U.K. recalls 16 Wockhardt drugs, bans products from Indian plant

Wockhardt's regulatory quagmire has gotten stickier for a plant where regulators found evidence that some training records were falsified. The U.K. announced a "precautionary recall" today of 16 of the generic drugmaker's products after last week issuing an import ban against the targeted plant.

The U.K.'s Medicines and Healthcare Products Regulatory Agency (MHRA) said the recall included drugs used to treat such conditions as high blood pressure, diabetes, epilepsy, depression and schizophrenia, among others. It said it found no evidence that the drugs created a risk for patients and that there was no need for patients to return their medications; "however, the MHRA has to act in the interests of public health as poor manufacturing standards cannot be allowed to continue." It said most of the drugs were also available from other manufacturers.

The regulatory agency placed a ban on products from Wockhardt's Waluj plant last week after an inspection found issues. It is the same plant that the FDA had placed a ban on in May. This week, the MHRA clarified that the U.K. ban prevents the drugmaker from exporting from that plant to any country in the EU. When the U.K. ban was first issued, Wockhardt disclosed it but did not indicate that it applied to all of Europe.
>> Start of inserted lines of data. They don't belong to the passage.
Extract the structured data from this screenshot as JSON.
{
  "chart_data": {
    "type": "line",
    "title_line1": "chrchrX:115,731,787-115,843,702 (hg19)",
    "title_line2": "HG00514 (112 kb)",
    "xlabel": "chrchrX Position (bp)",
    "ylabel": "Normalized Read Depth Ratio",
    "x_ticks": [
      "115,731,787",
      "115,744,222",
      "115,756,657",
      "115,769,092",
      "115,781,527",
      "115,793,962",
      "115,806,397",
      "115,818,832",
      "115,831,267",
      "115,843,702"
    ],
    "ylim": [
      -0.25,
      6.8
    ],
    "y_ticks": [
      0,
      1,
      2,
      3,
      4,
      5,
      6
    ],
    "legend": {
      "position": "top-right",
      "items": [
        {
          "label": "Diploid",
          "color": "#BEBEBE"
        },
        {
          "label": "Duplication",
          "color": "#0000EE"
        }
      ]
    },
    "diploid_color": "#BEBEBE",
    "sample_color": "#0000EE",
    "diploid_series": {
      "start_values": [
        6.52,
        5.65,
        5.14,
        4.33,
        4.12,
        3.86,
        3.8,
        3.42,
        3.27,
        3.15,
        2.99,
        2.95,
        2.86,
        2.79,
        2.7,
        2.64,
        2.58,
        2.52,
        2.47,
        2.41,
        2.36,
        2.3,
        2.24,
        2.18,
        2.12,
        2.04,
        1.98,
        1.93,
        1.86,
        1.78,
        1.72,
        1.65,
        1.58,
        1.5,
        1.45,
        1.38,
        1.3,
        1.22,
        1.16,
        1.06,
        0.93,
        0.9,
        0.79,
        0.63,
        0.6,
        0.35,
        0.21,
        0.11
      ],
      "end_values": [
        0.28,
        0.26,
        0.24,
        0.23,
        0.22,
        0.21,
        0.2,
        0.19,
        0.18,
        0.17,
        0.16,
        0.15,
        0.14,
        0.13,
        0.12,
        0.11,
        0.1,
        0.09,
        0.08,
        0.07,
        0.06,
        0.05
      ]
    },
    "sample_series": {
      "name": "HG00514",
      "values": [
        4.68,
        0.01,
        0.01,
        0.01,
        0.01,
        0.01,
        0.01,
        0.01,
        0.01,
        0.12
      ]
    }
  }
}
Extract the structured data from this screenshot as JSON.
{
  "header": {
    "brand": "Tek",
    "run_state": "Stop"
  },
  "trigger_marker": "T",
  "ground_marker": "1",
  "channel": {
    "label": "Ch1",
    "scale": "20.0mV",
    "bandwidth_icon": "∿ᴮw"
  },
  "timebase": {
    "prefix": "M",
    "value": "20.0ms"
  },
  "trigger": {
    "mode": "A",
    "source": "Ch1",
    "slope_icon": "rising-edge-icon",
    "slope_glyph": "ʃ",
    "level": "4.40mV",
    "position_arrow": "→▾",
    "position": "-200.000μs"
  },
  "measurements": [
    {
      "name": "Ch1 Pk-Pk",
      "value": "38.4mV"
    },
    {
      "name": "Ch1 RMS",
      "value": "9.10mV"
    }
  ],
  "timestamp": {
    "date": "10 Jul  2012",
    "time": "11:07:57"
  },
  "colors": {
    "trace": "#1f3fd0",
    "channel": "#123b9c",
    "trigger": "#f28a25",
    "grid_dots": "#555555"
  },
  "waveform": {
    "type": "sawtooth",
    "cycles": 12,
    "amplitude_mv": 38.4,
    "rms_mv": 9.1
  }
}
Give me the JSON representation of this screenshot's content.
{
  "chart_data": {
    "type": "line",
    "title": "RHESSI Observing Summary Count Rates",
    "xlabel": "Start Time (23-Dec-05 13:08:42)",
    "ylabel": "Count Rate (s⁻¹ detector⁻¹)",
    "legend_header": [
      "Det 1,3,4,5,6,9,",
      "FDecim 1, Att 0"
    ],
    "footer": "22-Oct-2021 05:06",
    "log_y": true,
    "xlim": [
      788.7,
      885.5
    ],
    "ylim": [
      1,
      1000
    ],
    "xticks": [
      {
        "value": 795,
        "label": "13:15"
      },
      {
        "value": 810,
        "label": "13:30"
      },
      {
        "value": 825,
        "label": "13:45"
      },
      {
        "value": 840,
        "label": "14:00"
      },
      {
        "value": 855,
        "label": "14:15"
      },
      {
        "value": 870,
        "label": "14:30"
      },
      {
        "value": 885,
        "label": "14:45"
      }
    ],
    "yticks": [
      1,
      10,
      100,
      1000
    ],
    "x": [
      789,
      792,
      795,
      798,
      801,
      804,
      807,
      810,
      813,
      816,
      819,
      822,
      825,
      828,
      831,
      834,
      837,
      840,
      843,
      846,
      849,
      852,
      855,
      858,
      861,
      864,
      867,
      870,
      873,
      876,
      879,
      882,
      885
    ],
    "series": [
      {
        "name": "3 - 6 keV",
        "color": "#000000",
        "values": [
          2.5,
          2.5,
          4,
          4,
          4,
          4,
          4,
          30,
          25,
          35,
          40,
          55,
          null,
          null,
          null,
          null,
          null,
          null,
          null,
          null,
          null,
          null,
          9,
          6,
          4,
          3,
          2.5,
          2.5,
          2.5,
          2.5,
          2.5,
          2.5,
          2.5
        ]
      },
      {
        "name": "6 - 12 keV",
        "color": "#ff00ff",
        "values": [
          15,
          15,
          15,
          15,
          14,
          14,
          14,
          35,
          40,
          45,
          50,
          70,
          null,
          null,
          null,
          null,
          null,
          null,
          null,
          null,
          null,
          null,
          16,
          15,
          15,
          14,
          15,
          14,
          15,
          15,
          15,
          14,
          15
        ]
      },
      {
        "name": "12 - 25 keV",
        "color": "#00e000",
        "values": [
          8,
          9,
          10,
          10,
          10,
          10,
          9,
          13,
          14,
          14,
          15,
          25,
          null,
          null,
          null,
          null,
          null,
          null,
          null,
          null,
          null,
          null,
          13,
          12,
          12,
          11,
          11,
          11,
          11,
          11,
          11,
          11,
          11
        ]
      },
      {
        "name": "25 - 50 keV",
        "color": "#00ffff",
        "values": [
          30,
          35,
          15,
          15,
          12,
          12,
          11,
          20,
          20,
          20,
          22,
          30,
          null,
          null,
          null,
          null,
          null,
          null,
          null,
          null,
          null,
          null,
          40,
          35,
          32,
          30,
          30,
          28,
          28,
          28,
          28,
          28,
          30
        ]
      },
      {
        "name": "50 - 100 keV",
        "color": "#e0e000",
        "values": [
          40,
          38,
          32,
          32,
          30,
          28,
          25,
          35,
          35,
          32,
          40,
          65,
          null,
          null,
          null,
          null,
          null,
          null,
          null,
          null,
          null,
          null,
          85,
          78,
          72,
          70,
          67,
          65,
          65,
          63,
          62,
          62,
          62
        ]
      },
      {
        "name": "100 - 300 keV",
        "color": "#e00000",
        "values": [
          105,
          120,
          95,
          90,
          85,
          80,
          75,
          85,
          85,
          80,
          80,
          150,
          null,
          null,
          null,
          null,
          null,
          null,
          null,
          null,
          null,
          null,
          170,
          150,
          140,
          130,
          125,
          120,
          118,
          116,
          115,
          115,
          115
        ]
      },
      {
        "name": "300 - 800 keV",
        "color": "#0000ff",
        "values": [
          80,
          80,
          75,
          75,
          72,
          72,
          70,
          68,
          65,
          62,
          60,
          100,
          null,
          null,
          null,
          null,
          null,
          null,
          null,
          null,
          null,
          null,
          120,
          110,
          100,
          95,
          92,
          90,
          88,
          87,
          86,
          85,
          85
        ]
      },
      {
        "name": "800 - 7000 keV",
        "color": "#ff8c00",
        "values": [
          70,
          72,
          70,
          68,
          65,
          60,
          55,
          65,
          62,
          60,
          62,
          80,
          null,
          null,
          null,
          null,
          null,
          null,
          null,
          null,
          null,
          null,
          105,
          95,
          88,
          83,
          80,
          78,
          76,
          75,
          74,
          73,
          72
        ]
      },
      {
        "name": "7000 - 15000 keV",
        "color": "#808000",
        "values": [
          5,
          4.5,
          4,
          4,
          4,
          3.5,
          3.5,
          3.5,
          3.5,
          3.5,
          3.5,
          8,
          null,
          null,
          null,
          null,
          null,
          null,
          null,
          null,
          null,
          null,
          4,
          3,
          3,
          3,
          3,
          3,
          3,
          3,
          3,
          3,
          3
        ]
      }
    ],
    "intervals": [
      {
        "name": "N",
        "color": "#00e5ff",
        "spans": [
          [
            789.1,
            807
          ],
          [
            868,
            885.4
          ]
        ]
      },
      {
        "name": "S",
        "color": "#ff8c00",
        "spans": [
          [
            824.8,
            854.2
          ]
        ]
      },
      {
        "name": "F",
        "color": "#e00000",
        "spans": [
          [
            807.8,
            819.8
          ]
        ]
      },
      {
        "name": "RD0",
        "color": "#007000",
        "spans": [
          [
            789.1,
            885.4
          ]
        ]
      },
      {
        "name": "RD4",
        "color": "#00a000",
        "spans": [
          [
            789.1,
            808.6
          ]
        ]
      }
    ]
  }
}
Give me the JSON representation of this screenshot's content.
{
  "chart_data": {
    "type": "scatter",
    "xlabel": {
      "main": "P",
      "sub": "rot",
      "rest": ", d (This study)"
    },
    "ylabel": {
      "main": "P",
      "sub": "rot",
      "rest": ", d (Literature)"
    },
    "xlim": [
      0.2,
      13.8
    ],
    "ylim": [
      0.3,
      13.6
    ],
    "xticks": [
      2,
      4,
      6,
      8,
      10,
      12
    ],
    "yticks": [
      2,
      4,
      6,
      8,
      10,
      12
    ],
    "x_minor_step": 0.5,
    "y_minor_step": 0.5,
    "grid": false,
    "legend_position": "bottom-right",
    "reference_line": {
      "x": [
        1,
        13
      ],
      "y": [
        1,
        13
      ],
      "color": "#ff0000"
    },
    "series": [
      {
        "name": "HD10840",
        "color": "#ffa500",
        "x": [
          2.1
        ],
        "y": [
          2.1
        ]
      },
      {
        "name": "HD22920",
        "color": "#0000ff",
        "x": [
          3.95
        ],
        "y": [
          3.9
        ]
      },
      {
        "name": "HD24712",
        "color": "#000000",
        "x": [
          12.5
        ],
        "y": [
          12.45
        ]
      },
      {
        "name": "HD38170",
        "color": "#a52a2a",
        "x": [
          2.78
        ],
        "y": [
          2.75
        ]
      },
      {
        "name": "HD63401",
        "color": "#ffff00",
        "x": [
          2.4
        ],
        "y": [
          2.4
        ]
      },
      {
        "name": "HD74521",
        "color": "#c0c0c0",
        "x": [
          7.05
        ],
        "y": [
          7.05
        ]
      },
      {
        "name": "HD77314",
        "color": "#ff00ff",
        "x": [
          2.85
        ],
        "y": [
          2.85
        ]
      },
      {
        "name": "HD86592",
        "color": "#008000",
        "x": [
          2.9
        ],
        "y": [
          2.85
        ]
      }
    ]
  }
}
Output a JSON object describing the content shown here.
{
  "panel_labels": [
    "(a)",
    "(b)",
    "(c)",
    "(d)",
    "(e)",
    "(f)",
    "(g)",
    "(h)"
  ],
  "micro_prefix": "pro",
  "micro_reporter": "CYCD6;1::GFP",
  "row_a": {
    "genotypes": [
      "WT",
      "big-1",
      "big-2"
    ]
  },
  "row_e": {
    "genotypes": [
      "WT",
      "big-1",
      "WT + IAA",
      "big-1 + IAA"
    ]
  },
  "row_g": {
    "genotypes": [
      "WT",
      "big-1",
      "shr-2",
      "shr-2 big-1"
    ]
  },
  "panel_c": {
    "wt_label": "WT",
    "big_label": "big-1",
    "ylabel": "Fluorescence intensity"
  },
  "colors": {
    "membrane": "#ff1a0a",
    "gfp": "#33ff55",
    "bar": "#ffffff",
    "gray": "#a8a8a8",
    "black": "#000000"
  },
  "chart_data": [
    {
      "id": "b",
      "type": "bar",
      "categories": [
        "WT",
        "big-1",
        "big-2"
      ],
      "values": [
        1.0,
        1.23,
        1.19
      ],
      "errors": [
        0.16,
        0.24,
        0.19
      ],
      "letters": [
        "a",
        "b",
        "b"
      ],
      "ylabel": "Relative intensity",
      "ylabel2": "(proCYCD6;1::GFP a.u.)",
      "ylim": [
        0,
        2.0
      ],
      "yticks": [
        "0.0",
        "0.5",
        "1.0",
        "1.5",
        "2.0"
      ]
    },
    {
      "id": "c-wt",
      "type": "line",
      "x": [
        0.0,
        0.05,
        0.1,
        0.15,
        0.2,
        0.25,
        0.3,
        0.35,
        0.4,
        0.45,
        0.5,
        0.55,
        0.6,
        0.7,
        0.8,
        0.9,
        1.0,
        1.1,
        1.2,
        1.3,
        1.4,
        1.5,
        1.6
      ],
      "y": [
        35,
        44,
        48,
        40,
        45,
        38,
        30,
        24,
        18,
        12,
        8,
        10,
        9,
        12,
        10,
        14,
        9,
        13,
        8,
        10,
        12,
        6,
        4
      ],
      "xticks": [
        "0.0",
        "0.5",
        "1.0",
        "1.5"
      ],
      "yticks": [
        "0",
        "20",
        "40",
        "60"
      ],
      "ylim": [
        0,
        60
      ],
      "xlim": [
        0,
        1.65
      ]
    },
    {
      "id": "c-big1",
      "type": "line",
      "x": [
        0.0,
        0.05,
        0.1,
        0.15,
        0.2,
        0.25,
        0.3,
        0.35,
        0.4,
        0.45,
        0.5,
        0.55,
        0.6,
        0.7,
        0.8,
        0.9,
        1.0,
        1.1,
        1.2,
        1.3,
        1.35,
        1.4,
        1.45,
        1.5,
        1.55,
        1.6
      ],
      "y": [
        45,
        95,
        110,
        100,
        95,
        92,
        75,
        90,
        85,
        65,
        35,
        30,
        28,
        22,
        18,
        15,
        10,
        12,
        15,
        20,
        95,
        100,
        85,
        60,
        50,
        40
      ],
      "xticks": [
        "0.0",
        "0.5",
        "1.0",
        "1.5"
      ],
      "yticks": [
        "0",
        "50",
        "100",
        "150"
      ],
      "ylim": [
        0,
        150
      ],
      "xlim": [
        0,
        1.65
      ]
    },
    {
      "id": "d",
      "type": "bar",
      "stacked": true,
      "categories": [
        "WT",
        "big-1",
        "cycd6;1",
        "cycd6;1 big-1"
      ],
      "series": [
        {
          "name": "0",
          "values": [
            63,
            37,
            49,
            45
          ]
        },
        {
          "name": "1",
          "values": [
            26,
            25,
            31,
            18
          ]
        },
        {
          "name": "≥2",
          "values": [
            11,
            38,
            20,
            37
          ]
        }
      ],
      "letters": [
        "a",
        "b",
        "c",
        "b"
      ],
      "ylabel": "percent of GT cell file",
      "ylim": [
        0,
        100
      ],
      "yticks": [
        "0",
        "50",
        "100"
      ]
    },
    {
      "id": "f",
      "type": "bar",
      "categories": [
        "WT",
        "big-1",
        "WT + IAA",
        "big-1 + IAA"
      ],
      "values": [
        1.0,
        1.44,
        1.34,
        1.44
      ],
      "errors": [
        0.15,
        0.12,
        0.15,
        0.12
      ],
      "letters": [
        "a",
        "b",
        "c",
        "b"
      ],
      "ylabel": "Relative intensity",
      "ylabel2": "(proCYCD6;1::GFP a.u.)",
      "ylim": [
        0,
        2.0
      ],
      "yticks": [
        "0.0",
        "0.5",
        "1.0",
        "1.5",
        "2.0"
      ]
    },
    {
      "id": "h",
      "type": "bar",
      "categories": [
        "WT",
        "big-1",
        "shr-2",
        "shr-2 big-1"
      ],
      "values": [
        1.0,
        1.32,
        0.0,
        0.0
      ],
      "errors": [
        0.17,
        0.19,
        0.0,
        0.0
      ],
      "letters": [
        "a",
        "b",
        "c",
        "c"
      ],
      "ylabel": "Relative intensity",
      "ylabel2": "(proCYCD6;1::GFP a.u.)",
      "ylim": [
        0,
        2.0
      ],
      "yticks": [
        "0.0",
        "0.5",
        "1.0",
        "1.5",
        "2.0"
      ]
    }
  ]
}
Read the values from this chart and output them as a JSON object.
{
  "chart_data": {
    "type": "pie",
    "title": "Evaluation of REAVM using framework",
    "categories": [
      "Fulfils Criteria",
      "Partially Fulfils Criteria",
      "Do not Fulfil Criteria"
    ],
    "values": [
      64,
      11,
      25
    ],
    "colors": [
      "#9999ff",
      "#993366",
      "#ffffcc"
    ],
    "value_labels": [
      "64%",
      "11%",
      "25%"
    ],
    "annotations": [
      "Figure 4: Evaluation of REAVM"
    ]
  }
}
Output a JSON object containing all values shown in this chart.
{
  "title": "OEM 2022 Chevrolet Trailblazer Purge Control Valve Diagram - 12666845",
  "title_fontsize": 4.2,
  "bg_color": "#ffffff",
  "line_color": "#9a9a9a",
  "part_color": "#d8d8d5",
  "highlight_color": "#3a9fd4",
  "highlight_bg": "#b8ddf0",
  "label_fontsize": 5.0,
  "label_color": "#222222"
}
In an emailed statement to FiercePharma Wednesday, the MHRA said: "The statement of non-compliance with Good Manufacturing Practice (GMP) guidelines means that Wockhardt have been stopped manufacturing medicines for Europe."

The U.K. regulator said that an inspection of the plant in March found a number of problems including the potential for a low risk of "cross-contamination." It also found "evidence of data falsification in relation to staff training records that were rewritten without authorization," the MHRA said.

The company told The Business Standard that the plant in question doesn't ship products to EU countries outside of the U.K. Workhardt is working to get the issues resolved, and the company has indicated it could shift some production to other plants to minimize the impact. But Wockhardt Chairman Habil Khorakiwala told the Indian press service PTI that the U.S. ban could cost the company $100 million in lost sales.